New approach methodologies (NAMs) are advancing the reduction of animal testing by promoting human-relevant safety assessments across diverse applications, including cosmetics, pharmaceuticals, and environmental chemicals. Among these methodologies, computational models like quantitative systems toxicology (QST) have emerged as powerful tools, enabling the simulation of mechanisms underlying drug (or chemical) induced toxicity to predict potential adverse outcomes. Valproic acid (VPA), a treatment for epilepsy, convulsions and bipolar disorder, is associated with a risk of drug-induced liver injury. The mechanism of hepatotoxicity is not fully understood, although VPA’s competitive inhibition of fatty acid metabolism via carnitine palmitoyl transferase 1 (CPT1) in the liver is a leading hypothesis.

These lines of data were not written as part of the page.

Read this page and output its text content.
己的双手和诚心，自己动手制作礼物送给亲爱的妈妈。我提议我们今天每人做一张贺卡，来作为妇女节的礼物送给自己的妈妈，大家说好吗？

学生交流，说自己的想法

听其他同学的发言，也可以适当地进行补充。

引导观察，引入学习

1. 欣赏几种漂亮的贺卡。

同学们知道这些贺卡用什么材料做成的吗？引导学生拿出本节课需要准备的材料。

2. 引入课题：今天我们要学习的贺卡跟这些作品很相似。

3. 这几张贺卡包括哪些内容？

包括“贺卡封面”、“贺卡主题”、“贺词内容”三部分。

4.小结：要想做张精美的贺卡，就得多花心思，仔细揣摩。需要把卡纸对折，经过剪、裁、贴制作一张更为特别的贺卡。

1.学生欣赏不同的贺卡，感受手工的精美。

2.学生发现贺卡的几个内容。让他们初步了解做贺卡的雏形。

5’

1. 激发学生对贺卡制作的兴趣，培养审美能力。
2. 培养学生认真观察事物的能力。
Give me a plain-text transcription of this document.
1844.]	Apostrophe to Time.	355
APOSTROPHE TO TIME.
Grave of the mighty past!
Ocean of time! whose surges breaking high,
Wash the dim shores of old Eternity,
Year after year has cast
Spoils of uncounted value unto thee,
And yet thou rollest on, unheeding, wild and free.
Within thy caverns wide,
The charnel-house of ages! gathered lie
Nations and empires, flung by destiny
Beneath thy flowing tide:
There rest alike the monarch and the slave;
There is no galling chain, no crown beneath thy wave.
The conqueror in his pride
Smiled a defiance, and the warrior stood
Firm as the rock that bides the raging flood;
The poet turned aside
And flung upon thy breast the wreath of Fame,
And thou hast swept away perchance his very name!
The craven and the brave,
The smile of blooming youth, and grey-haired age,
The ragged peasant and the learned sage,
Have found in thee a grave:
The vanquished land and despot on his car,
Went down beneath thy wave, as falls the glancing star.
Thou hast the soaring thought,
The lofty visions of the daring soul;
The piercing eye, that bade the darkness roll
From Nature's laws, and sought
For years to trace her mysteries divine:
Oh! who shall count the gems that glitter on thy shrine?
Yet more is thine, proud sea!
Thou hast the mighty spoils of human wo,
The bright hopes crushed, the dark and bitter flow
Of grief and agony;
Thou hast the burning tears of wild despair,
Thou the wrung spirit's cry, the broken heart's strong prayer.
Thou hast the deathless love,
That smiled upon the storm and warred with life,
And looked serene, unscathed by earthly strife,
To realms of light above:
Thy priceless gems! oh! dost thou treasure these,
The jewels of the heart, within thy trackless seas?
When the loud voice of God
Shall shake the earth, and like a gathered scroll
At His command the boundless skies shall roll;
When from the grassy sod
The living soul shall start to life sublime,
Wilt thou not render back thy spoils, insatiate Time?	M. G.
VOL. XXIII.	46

In this study, we employed a QST approach by integrating a physiologically-based pharmacokinetic model of VPA with the large-scale liver metabolism model HEPATOKIN1 to evaluate whether simulated VPA dosing with increasing CPT1 inhibition predicts clinically relevant markers of lipid metabolism disruption and hepatic triacylgyceride (TAG) accumulation, an early maker for hepatic steatosis. The integrated model predicted a dose-dependent increase in hepatic TAG as a result of the competitive inhibition of CPT1 by VPA, qualitatively consistent with clinical observations. Notably, explicit inclusion of PPARα-mediated regulatory effects on key liver enzymes was essential to ensure biologically consistent outcomes in liver metabolism. These results highlight the necessity of including relevant regulatory pathways in QST applications to achieve credible and physiologically relevant safety predictions.